The US Dollar bulls suffered a heavy defeat which was delivered by the same entity which gave them hope; the US Federal Reserve. Every forex bull in the US currency has placed all their hopes and arguments for a strong US Dollar on the assumption that the US Fed will raise rates as soon as June of this year. This caused more and more buy orders to flood the market while economic reality was utterly ignored.
The NFP report for February appeared to have given then final bullish push as the data came in better than expected. Many have paid too much attention on the unemployment rate which has dropped to 5.5%, but the drop was fueled by wrong factors. In fact the US labor market has not been in worse shape in its history with an unemployment rate below 6.0%. While forex traders may ignore this the US Fed under Janet Yellen does not and even mentioned that there is more room for the unemployment rate to contract.
The reason the unemployment rate dropped is because the work force is shrinking as disgruntled long-term unemployed are leaving the workforce and gave up hope to find employment. As soon as an unemployed person stops to seek employment the US government stops counting them as unemployed. In addition many of the jobs added are low quality, low income or temporary jobs which do not stimulate economic growth.
Retail sales are plunging, consumer spending is contracting while personal income is near standstill and just this week a fresh dose of economic reports were released which showed that the US economy is in much worse shape than previously expected. Existing home sales rose by only 1.2% in February which missed expectations for an increase of 2.0% and followed a drop of 4.9% reported in January. The Chicago Fed National Activity Index showed a level of -0.11 in February after January’s report showed a level of -0.10.

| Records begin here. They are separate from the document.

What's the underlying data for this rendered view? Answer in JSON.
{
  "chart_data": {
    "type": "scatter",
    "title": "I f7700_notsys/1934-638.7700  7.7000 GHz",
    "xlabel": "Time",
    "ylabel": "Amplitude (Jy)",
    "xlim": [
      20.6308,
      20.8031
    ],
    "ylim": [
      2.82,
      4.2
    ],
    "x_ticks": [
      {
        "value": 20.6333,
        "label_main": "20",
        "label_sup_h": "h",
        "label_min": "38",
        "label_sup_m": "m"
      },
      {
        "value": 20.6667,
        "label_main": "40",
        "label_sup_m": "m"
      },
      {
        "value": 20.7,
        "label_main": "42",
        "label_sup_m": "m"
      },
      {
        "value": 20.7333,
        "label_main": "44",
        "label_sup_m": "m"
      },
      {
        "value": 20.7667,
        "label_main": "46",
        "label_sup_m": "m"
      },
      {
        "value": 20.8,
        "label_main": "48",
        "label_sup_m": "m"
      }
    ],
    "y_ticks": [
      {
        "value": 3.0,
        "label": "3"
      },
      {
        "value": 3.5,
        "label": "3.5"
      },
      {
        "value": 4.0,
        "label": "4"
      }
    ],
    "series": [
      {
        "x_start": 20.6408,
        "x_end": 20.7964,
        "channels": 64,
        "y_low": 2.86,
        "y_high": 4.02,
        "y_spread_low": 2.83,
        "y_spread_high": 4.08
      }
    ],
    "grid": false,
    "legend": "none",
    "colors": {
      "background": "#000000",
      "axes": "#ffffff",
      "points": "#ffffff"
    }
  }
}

Durable goods orders plunged by 1.4% in February in the latest round of great economic disappointments out of the US. Expectations called for an increase of 0.2%. Excluding transportation durable goods orders dropped by 0.4% while the key capital goods orders non-defense and excluding aircraft also dropped by 0.4%. Continuing claims are shooting above the 2.4 million mark. Is US Dollar bullishness warranted? No, not by fundamental factors which means a bigger correction may be on the horizon.